Small N Large P Inference on the Mean

Stamm, Aymerich
Small N Large P Inference on the Mean
Thursday 22nd October 2009
Secchi, P.
Advisor II:
Vantini, S.
Fuhrman, M.
Download link:
The goal of this tesi is to show how it is possible to make inference on the mean µ in the context of small N large p gaussian data, (ie) with a sample of N independent random vectors identically distributed as Np (µ, Σ), where Σ is a definite positive matrix and the dimension p of the vectors is much greater than the size N of the sample. This includes also functional data in which, typically, the dimension is infinite. A very important statistic will be defined in the context of small N large p data. It reduces to Hotelling’s T 2 statistic in the case p < N . Its asymptotic distribution will be given for p going to infinity and will include an unknown coefficient. It will thus be shown how this latter can be estimated and, in the end, tests, confidence region and confidence intervals for the mean vector will be presented. We will face more difficulties to deal with the functional case. A model to analyze functional data will be built within the Hilbert space L2 . A functional statistic to make inference on the mean function will be defined but its exact distribution will not be derived.
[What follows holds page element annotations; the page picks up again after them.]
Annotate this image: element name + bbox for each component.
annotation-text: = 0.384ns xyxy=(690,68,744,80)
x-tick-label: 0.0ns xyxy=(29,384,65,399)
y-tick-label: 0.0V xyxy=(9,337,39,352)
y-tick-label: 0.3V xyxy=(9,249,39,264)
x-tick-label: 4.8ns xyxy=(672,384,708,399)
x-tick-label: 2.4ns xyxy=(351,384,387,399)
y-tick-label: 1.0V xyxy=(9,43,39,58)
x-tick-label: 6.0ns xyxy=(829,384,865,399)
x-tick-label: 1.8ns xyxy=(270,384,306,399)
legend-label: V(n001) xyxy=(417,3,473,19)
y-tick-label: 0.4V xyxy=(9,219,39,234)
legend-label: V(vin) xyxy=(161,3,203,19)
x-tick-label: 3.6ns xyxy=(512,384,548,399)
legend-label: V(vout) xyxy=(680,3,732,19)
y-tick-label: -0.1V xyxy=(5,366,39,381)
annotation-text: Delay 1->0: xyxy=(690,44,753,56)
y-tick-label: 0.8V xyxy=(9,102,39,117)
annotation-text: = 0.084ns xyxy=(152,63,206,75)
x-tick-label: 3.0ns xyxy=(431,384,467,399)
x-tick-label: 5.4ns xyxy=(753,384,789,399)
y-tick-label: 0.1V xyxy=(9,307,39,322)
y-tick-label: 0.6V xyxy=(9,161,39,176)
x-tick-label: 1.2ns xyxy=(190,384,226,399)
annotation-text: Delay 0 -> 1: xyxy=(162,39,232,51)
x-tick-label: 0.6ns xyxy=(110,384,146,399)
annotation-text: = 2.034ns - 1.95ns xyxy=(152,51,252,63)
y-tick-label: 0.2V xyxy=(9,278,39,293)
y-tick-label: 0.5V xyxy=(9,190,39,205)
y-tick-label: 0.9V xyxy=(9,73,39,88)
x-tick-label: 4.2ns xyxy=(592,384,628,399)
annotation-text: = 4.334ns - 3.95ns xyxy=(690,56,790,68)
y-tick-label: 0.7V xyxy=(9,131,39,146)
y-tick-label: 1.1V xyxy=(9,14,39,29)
It will only be caracterized given an equality in distribution with some other random variable. However, Bonferroni’s intervals will be defined in the functional context as well. Finally, a concrete example will be exposed to illustrate the results obtained for small N large p data. The data comes from the AneuRisk project which aims at studying, by means of a statistical approach, cerebral aneurysms. In particular, doctors think that the probabilities of onset and/or rupture of an aneurysm depend almost exclusively on the geometry of the artery. Thus, as an example, our statistic will be used to test if its expected radius is constant or not.